Em razão disso, a equipe de fiscalização do BC verificou que o contrato de alienação de cotas resultou na manutenção dos valores gerados pelas reavaliações de ativos nos demonstrativos de contabilidade do Digimais, com o registro "sob a rubrica de valores a receber do controlador, o que funcionou como via de burla à determinação de correção outrora proferida".
Por isso, no relatório encaminhado à PF, o BC foi taxativo: "a operação suplantou os limites de exposição de crédito previstos nas normativas do Conselho Monetário Nacional (Resolução CMN nº 4.693/2018, que regulamenta o art. 34 da Lei nº 4.595/1964), visto que a transação excedeu o teto de 10% do PLA (patrimônio líquido ajustado) da instituição, o que gerou uma extrapolação de limite na ordem de R$ 699.635.653,47".
Além disso, o documento do Banco Central apontou que a operação financeira previu a incidência de IPCA + 0,5% ao ano, o que "caracteriza a remuneração de capital no tempo e transmuta a operação em um financiamento ao controlador, reforçando os indícios de operação vedada pelo art. 17 da Lei 7492/86 (Lei de Crimes do Colarinho Branco)". A razão disso é que a "adoção de um indexador inflacionário somado a juros reais caracteriza típica remuneração de capital no tempo, elemento essencial das operações de crédito".
É a famosa operação 'Zé com Zé', conforme publicado pelo Estadão . Ou nas palavras da PF: "o Banco estaria financiando o controlador no tempo, assumindo o risco de crédito decorrente do prazo, passando o controlador a ser devedor do Banco". Assim, o Digimais manteria a aparência de boa saúde de suas finanças em seus balanços, induzindo a erro investidores do mercado e o próprio BC.
Ou ainda segundo a investigação da PF, "a articulação em sucessão de fundos de investimentos para mascarar a aquisição de direitos creditórios por valores em inferioridade aos declarados no passo de avaliação, com a utilização de pareceres com o intuito de inflar o patrimônio da instituição de finanças, configura indícios de crime de gestão fraudulenta, delito previsto no artigo 4º da Lei nº 7.492/1986".
Os federais concluíram que a inserção e a manutenção de elementos em desconformidade com a realidade de patrimônio nos demonstrativos de contabilidade, após a determinação de correção por parte da autarquia monetária, "alinham-se ao tipo de penalidade do artigo 10 da mesma Lei nº 7.492/1986, visto que a manobra de venda a prazo das cotas objetivou manter a aparência de riqueza nos balanços da instituição financeira".

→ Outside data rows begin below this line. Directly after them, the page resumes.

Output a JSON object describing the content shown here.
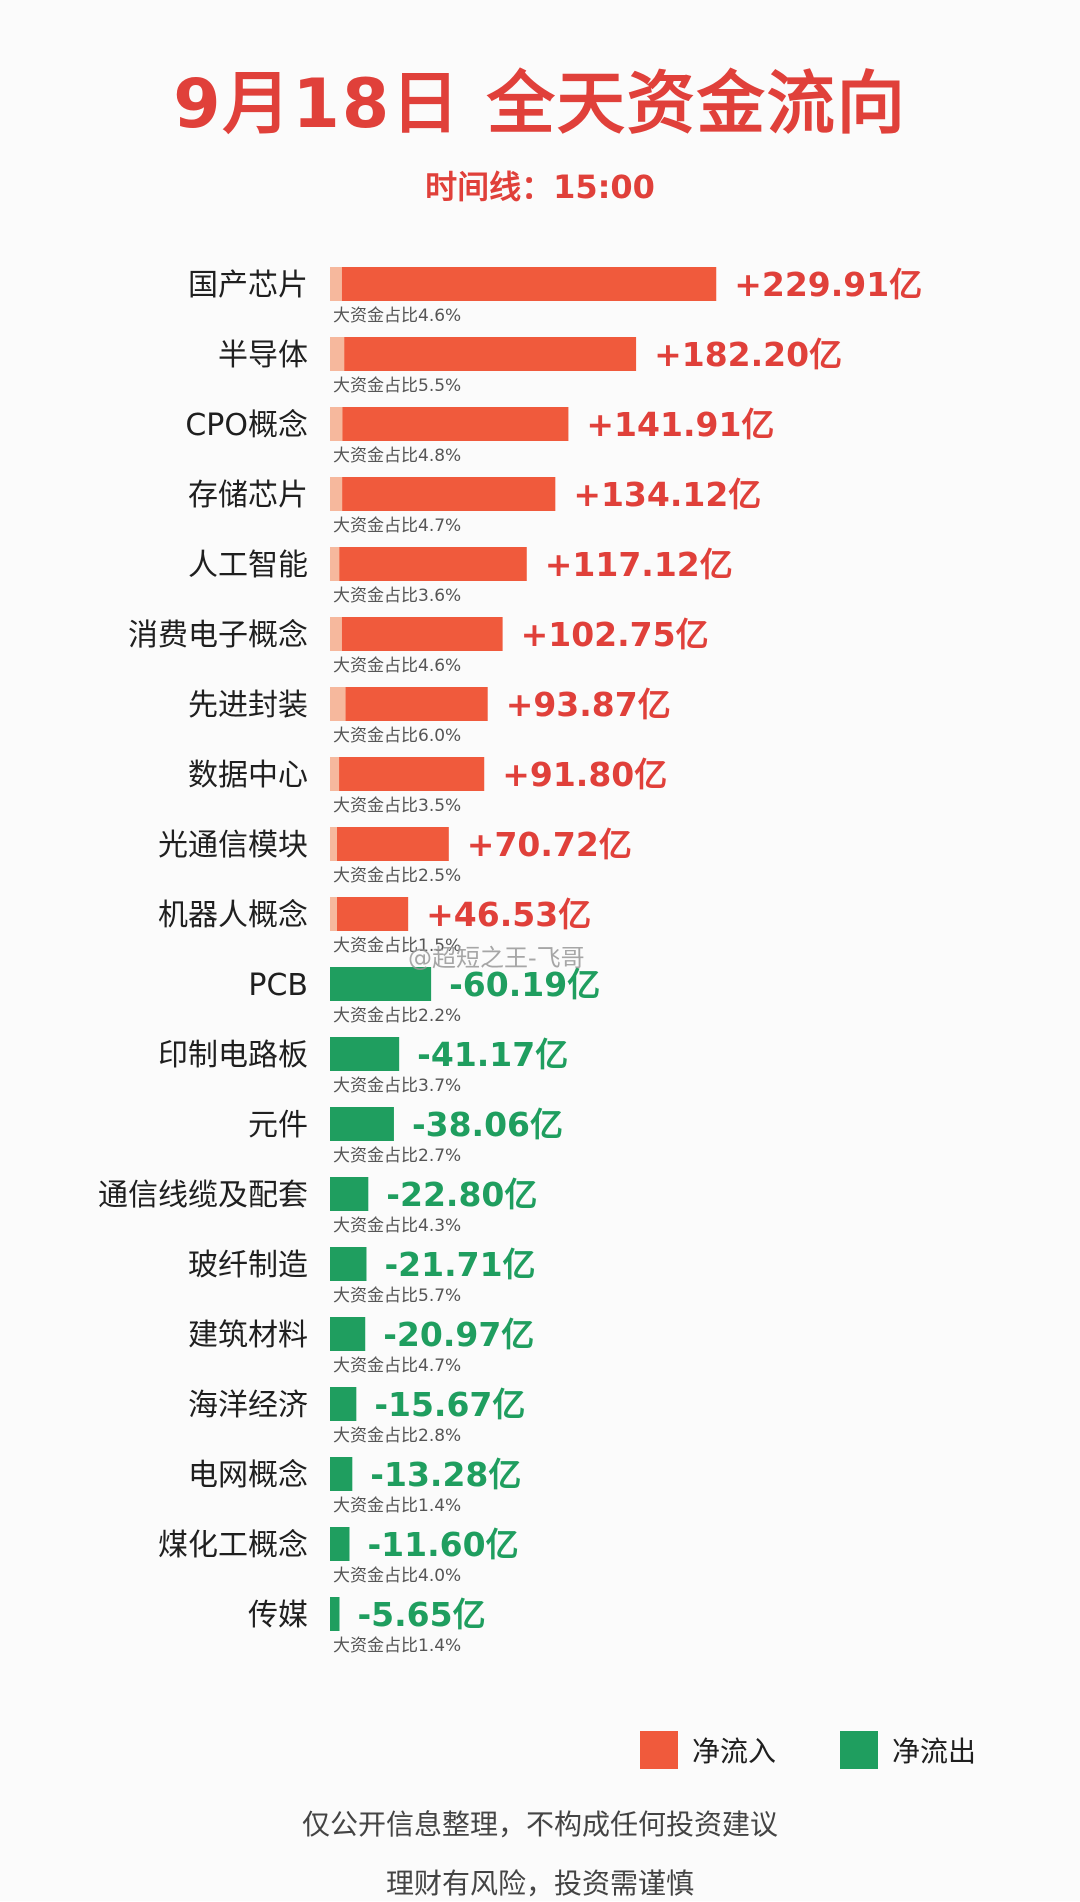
{
  "title": "9月18日 全天资金流向",
  "subtitle": "时间线：15:00",
  "watermark": "@超短之王-飞哥",
  "legend": {
    "inflow_label": "净流入",
    "outflow_label": "净流出"
  },
  "footer": {
    "line1": "仅公开信息整理，不构成任何投资建议",
    "line2": "理财有风险，投资需谨慎"
  },
  "colors": {
    "inflow": "#f05a3c",
    "inflow_light": "#f6b89d",
    "outflow": "#1f9e5f",
    "inflow_text": "#e0403a",
    "outflow_text": "#1f9e5f"
  },
  "chart_data": {
    "type": "bar",
    "orientation": "horizontal",
    "unit": "亿",
    "categories": [
      "国产芯片",
      "半导体",
      "CPO概念",
      "存储芯片",
      "人工智能",
      "消费电子概念",
      "先进封装",
      "数据中心",
      "光通信模块",
      "机器人概念",
      "PCB",
      "印制电路板",
      "元件",
      "通信线缆及配套",
      "玻纤制造",
      "建筑材料",
      "海洋经济",
      "电网概念",
      "煤化工概念",
      "传媒"
    ],
    "values": [
      229.91,
      182.2,
      141.91,
      134.12,
      117.12,
      102.75,
      93.87,
      91.8,
      70.72,
      46.53,
      -60.19,
      -41.17,
      -38.06,
      -22.8,
      -21.71,
      -20.97,
      -15.67,
      -13.28,
      -11.6,
      -5.65
    ],
    "value_labels": [
      "+229.91亿",
      "+182.20亿",
      "+141.91亿",
      "+134.12亿",
      "+117.12亿",
      "+102.75亿",
      "+93.87亿",
      "+91.80亿",
      "+70.72亿",
      "+46.53亿",
      "-60.19亿",
      "-41.17亿",
      "-38.06亿",
      "-22.80亿",
      "-21.71亿",
      "-20.97亿",
      "-15.67亿",
      "-13.28亿",
      "-11.60亿",
      "-5.65亿"
    ],
    "large_fund_share_percent": [
      4.6,
      5.5,
      4.8,
      4.7,
      3.6,
      4.6,
      6.0,
      3.5,
      2.5,
      1.5,
      2.2,
      3.7,
      2.7,
      4.3,
      5.7,
      4.7,
      2.8,
      1.4,
      4.0,
      1.4
    ],
    "share_labels": [
      "大资金占比4.6%",
      "大资金占比5.5%",
      "大资金占比4.8%",
      "大资金占比4.7%",
      "大资金占比3.6%",
      "大资金占比4.6%",
      "大资金占比6.0%",
      "大资金占比3.5%",
      "大资金占比2.5%",
      "大资金占比1.5%",
      "大资金占比2.2%",
      "大资金占比3.7%",
      "大资金占比2.7%",
      "大资金占比4.3%",
      "大资金占比5.7%",
      "大资金占比4.7%",
      "大资金占比2.8%",
      "大资金占比1.4%",
      "大资金占比4.0%",
      "大资金占比1.4%"
    ],
    "legend_position": "bottom-right",
    "grid": false
  }
}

Por fim, a venda das cotas em estrutura que beneficia a empresa controladora, com desrespeito aos tetos de limite de crédito e com previsão de remuneração de capital em prazo de anos, amolda-se à conduta tipificada no artigo 17 da Lei nº 7.492/1986, que veda a concessão de empréstimos e de adiantamentos a partes com relação de controle.